Developed with a budget of 170 billion won (US$147 million) over a 46 month-long research period, the new 2.4 Theta II GDI engine will make its debut in the first half of 2010 starting with the recently launched Sonata. GDI application will subsequently be expanded across the gasoline engine family and applied to other Hyundai models.

Hyundai had shown a 2.0-liter concept Theta turbocharged gasoline direct injection (GDI) four-cylinder engine capable of developing as much as 286 hp (213 kW) while and delivering more than 30 highway mpg at the Los Angeles Auto show in 2008. (Earlier post.)

in the new production 2.4 Theta II GDI, a high pressure fuel pump injects the fuel at pressures of up to 150 bar, in precise amounts and intervals. The injection is split into two phases to achieve optimum combustion: in the first phase, the pilot injection and ignition trigger the piston’s downward power stroke. Then, in the main injection phase, during the piston’s descent, more fuel is injected and is ignited.

This split-injection technique reduces loading on the catalytic converter and helps lower emissions. This is particularly beneficial during cold starts when emissions are highest because the catalyst has not reached its optimal operating temperature. Split-injection enables the catalytic converter to reach the optimal operating temperature faster thus reducing emissions by 25% during cold starts and meet’s California Air Resources Board’s ULEV-2 and PZEV standards.

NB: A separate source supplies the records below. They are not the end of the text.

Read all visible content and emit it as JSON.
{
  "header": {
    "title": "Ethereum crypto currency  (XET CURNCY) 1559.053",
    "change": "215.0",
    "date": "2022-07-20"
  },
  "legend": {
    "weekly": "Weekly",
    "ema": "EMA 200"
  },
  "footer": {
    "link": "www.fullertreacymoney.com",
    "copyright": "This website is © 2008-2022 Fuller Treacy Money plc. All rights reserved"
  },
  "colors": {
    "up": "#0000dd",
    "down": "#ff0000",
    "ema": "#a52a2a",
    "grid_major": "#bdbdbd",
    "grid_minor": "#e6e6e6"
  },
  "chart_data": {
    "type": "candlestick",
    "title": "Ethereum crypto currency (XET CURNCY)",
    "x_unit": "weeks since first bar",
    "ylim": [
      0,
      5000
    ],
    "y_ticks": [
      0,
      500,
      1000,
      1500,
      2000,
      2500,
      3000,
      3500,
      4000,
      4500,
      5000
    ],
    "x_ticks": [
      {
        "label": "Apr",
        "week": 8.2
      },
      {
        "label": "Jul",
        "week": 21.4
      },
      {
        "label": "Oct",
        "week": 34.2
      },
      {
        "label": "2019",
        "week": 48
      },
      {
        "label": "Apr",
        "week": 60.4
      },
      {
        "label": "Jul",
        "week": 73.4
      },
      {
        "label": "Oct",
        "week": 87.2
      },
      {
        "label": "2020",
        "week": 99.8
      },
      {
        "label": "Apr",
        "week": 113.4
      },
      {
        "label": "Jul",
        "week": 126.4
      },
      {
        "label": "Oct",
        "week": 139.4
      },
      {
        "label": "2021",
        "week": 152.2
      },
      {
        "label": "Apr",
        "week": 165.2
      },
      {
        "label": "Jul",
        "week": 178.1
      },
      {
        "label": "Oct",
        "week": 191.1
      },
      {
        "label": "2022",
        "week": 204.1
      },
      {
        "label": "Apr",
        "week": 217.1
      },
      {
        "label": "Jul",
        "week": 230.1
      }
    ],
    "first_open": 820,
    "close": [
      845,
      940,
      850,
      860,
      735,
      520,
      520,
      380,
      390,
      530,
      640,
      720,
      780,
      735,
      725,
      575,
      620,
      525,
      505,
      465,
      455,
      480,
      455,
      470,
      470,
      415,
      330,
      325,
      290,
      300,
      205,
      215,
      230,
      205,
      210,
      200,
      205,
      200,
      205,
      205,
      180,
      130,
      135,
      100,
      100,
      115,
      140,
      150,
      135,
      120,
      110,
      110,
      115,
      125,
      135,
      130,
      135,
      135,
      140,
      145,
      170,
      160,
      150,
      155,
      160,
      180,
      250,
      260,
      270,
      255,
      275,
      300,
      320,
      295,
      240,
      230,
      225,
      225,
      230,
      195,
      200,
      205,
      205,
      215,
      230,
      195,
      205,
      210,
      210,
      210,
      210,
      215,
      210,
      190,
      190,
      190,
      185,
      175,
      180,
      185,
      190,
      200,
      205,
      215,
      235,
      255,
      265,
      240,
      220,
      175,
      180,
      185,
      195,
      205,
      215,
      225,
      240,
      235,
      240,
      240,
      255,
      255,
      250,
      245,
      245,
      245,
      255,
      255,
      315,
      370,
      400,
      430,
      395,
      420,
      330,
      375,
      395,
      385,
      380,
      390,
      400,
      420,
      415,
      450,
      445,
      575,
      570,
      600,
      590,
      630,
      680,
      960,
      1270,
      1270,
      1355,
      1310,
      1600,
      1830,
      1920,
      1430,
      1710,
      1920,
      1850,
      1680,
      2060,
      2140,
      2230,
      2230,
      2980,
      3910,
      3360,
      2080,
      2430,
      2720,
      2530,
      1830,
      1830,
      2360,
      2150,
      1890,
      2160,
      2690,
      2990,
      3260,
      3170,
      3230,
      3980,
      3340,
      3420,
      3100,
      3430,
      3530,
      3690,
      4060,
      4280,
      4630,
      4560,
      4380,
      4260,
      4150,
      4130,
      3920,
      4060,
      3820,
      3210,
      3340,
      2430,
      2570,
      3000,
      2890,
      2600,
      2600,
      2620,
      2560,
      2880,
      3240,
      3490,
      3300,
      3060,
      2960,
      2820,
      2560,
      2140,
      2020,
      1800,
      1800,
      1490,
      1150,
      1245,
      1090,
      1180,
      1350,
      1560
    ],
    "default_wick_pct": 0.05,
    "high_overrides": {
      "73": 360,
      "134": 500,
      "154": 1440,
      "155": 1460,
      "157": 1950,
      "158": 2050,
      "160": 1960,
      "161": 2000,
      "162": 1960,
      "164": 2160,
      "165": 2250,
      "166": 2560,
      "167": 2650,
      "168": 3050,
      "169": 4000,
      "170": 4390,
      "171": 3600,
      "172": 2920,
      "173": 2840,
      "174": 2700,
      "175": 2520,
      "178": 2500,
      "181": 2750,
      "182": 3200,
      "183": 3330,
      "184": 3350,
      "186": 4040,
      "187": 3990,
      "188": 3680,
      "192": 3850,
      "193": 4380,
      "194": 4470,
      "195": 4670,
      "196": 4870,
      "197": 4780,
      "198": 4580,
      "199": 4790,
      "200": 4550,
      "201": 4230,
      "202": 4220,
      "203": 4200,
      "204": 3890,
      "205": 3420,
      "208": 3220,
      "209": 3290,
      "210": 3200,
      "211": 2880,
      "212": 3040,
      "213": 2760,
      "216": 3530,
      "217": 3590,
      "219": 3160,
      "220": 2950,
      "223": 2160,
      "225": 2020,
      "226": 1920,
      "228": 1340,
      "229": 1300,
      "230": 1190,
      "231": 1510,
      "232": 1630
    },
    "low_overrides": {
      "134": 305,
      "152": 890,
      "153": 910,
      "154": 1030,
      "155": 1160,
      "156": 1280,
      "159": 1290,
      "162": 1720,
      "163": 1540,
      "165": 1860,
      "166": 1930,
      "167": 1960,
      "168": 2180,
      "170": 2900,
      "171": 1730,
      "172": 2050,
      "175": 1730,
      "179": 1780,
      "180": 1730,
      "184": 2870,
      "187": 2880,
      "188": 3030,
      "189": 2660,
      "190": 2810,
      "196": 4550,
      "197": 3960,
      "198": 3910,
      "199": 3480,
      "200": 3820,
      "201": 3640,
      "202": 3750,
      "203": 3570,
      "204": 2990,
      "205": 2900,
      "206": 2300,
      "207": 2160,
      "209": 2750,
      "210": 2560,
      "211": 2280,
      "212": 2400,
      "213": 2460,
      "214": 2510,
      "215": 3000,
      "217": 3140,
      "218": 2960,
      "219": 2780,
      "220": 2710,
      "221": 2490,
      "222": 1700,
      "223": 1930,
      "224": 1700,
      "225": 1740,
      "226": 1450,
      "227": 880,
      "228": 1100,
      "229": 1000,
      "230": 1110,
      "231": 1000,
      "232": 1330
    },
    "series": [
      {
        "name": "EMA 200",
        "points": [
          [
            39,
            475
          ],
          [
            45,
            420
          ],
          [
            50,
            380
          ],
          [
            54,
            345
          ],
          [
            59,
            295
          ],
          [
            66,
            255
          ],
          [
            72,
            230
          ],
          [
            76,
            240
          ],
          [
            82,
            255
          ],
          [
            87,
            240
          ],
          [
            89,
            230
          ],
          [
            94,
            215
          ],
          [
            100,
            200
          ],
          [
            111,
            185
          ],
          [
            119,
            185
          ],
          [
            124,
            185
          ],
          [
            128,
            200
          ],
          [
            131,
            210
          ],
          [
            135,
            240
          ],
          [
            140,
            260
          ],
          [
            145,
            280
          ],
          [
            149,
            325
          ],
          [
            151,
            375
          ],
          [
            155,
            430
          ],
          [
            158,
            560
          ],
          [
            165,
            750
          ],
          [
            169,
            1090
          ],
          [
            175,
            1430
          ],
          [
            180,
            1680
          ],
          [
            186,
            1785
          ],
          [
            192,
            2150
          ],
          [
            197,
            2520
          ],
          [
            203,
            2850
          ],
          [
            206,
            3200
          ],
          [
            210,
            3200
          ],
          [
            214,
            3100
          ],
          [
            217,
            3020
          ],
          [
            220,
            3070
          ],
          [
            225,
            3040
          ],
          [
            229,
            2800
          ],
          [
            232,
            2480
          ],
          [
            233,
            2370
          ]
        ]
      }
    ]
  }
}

Theta II, the second-generation of Theta, features numerous design enhancements over its predecessor starting with the application of a three-stage variable induction system (VIS) which improves engine breathing, automatically adjusting the volume of the air sucked into the combustion chamber to create the optimal air-to-fuel mix under different engine load conditions.

Further performance gains were made possible by incorporating Dual Continuously Variable Valve Timing (DCVVT) which improves engine breathing on the intake and exhaust sides for better fuel economy and lower emissions. Depending on engine load and speed, DCVVT can extend or shorten the duration of the valve opening and closing for more power and lower emissions. The DCVVT system is governed by a new steel chain with a novel roller and tooth designed for silent operation and durability.

While DCVVT and VIS improve power output, engineers have also come up with several important weight saving innovations. Special attention was focused on the bulkhead, the area of the aluminium cylinder block accumulating the highest stresses—reinforcement yielded a stiffer block without incurring a weight penalty. A redesign of the crankshaft (semi-eight-balance type) led to an equally important weight reduction. The catalytic converter is also lighter thanks to a new canning process which allows for the use of thinner gauge stainless steel and requiring far less welding.

Another major engineering challenge was to reduce internal friction to attain better fuel economy. Friction reduction measures include a revision of the piston pin from a fixed-type to a full-floating design which cuts down on friction between the piston and cylinder wall. And under the piston crown, engineers have added a cooling jet which sprays oil over the piston walls reducing friction and contributing to an improvement in fuel economy.

Some 600 specialists from Europe, Japan, the United States and Korea are attending the powertrain event.